Here’s an example from an early chapter:
“The ice here is crawling up the dilapidated concrete, climbing up the side of the building, like graffiti on the walls.”
I chose deliberate words like “crawl” and “climb” to make it seem like the ice itself is alive.You can do this with any part of your setting, whether it’s something in the environment or the weather. You can also give the buildings personality through short descriptions. Like in the example above, I included the detail “dilapidated concrete” so readers get a strong image of what even the buildings look like in their minds.

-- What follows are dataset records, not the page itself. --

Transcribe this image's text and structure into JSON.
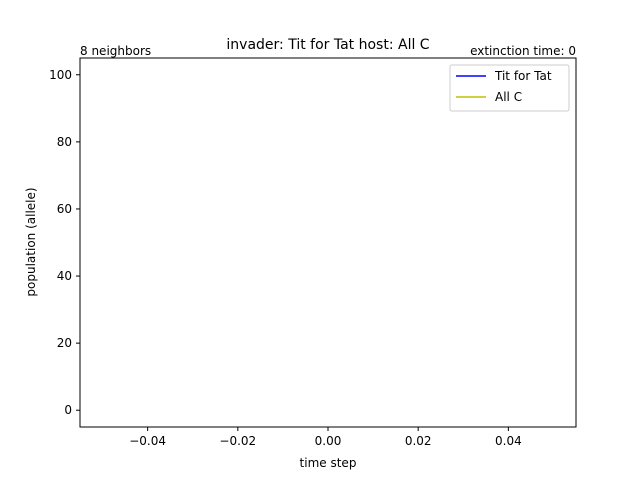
{
  "chart_data": {
    "type": "line",
    "title": "invader: Tit for Tat host: All C",
    "annotation_left": "8 neighbors",
    "annotation_right": "extinction time: 0",
    "xlabel": "time step",
    "ylabel": "population (allele)",
    "xlim": [
      -0.055,
      0.055
    ],
    "ylim": [
      -5,
      105
    ],
    "xticks": [
      -0.04,
      -0.02,
      0.0,
      0.02,
      0.04
    ],
    "xtick_labels": [
      "−0.04",
      "−0.02",
      "0.00",
      "0.02",
      "0.04"
    ],
    "yticks": [
      0,
      20,
      40,
      60,
      80,
      100
    ],
    "ytick_labels": [
      "0",
      "20",
      "40",
      "60",
      "80",
      "100"
    ],
    "grid": false,
    "legend_position": "top-right",
    "series": [
      {
        "name": "Tit for Tat",
        "color": "#0000ff",
        "x": [],
        "y": []
      },
      {
        "name": "All C",
        "color": "#bfbf00",
        "x": [],
        "y": []
      }
    ]
  }
}
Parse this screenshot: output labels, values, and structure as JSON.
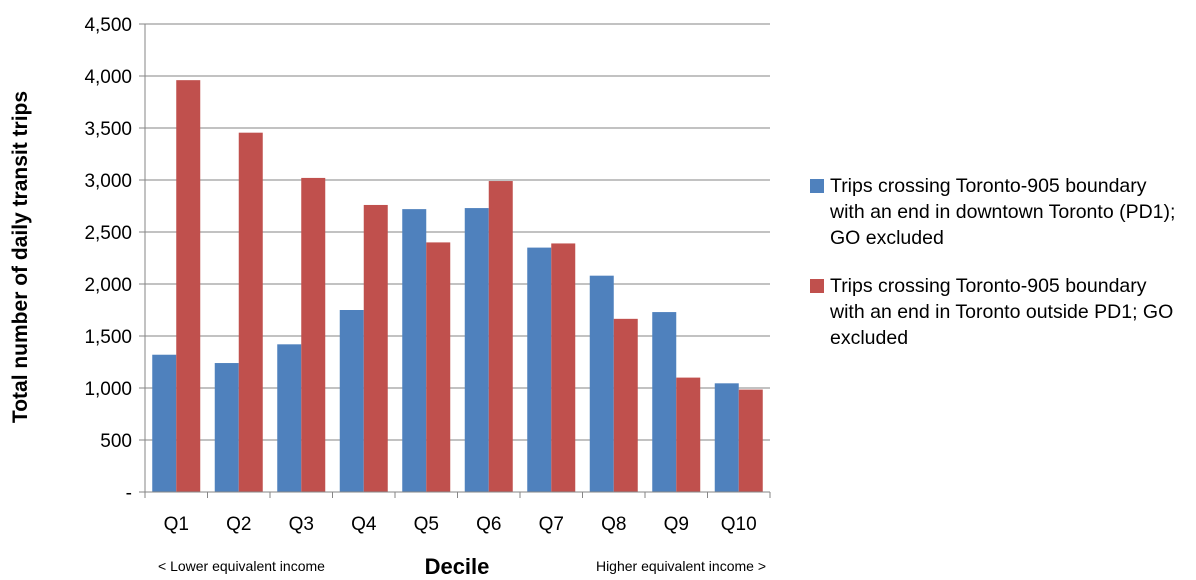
{
  "chart_data": {
    "type": "bar",
    "categories": [
      "Q1",
      "Q2",
      "Q3",
      "Q4",
      "Q5",
      "Q6",
      "Q7",
      "Q8",
      "Q9",
      "Q10"
    ],
    "series": [
      {
        "name": "Trips crossing Toronto-905 boundary with an end in downtown Toronto (PD1); GO excluded",
        "color": "#4F81BD",
        "values": [
          1320,
          1240,
          1420,
          1750,
          2720,
          2730,
          2350,
          2080,
          1730,
          1045
        ]
      },
      {
        "name": "Trips crossing Toronto-905 boundary with an end in Toronto outside PD1; GO excluded",
        "color": "#C0504D",
        "values": [
          3960,
          3455,
          3020,
          2760,
          2400,
          2990,
          2390,
          1665,
          1100,
          985
        ]
      }
    ],
    "title": "",
    "xlabel": "Decile",
    "xlabel_left_note": "< Lower equivalent income",
    "xlabel_right_note": "Higher equivalent income >",
    "ylabel": "Total number of daily transit trips",
    "ylim": [
      0,
      4500
    ],
    "yticks": [
      0,
      500,
      1000,
      1500,
      2000,
      2500,
      3000,
      3500,
      4000,
      4500
    ],
    "ytick_labels": [
      "-",
      "500",
      "1,000",
      "1,500",
      "2,000",
      "2,500",
      "3,000",
      "3,500",
      "4,000",
      "4,500"
    ],
    "grid": true,
    "legend_position": "right"
  }
}
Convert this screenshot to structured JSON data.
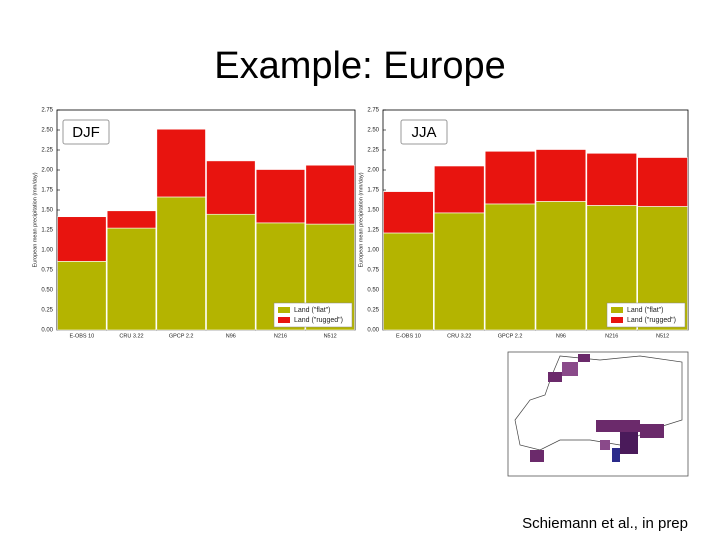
{
  "slide": {
    "title": "Example: Europe",
    "citation": "Schiemann et al., in prep"
  },
  "chart_data": [
    {
      "type": "bar",
      "stacked": true,
      "title": "DJF",
      "y_label": "European mean precipitation (mm/day)",
      "categories": [
        "E-OBS 10",
        "CRU 3.22",
        "GPCP 2.2",
        "N96",
        "N216",
        "N512"
      ],
      "series": [
        {
          "name": "Land (\"flat\")",
          "color": "#b4b400",
          "values": [
            0.858,
            1.274,
            1.663,
            1.447,
            1.339,
            1.324
          ]
        },
        {
          "name": "Land (\"rugged\")",
          "color": "#e8140f",
          "values": [
            0.558,
            0.216,
            0.847,
            0.667,
            0.667,
            0.736
          ]
        }
      ],
      "ylim": [
        0,
        2.75
      ],
      "yticks": [
        {
          "value": 0,
          "label": "0.00"
        },
        0.25,
        {
          "value": 0.5,
          "label": "0.50"
        },
        0.75,
        {
          "value": 1,
          "label": "1.00"
        },
        1.25,
        {
          "value": 1.5,
          "label": "1.50"
        },
        1.75,
        {
          "value": 2,
          "label": "2.00"
        },
        2.25,
        {
          "value": 2.5,
          "label": "2.50"
        },
        2.75
      ],
      "legend": "lower right"
    },
    {
      "type": "bar",
      "stacked": true,
      "title": "JJA",
      "y_label": "European mean precipitation (mm/day)",
      "categories": [
        "E-OBS 10",
        "CRU 3.22",
        "GPCP 2.2",
        "N96",
        "N216",
        "N512"
      ],
      "series": [
        {
          "name": "Land (\"flat\")",
          "color": "#b4b400",
          "values": [
            1.213,
            1.464,
            1.576,
            1.607,
            1.557,
            1.544
          ]
        },
        {
          "name": "Land (\"rugged\")",
          "color": "#e8140f",
          "values": [
            0.517,
            0.586,
            0.658,
            0.649,
            0.652,
            0.612
          ]
        }
      ],
      "ylim": [
        0,
        2.75
      ],
      "yticks": [
        {
          "value": 0,
          "label": "0.00"
        },
        0.25,
        {
          "value": 0.5,
          "label": "0.50"
        },
        0.75,
        {
          "value": 1,
          "label": "1.00"
        },
        1.25,
        {
          "value": 1.5,
          "label": "1.50"
        },
        1.75,
        {
          "value": 2,
          "label": "2.00"
        },
        2.25,
        {
          "value": 2.5,
          "label": "2.50"
        },
        2.75
      ],
      "legend": "lower right"
    }
  ]
}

If you’re writing about a lush forest that’s dangerous, you might have a line like:
“vines wrapping around trees like they want to choke the very bark itself.”
Notice I chose the word ‘wrapping.’ This is a very active verb. I could’ve used ‘creeping’ or ‘growing’ but those verbs are a little less action-oriented. I tend to go for verbs or even descriptive words that have more action in them, especially for worlds that are dangerous or oppressive.
Maybe the world you’re creating is beautiful rather than dangerous. You could pick words that evoke softer feelings of warmth, something like:
“Ivy blossomed across the ancient tomb, a lush and living blanket protecting its hidden secrets.”
Or maybe you’re writing a space opera and the characters spend a lot of time on a ship. Is the ship homey and cozy or is it sparse and empty? The words you pick should reflect the feeling you want your readers to get when they’re in that place with those characters.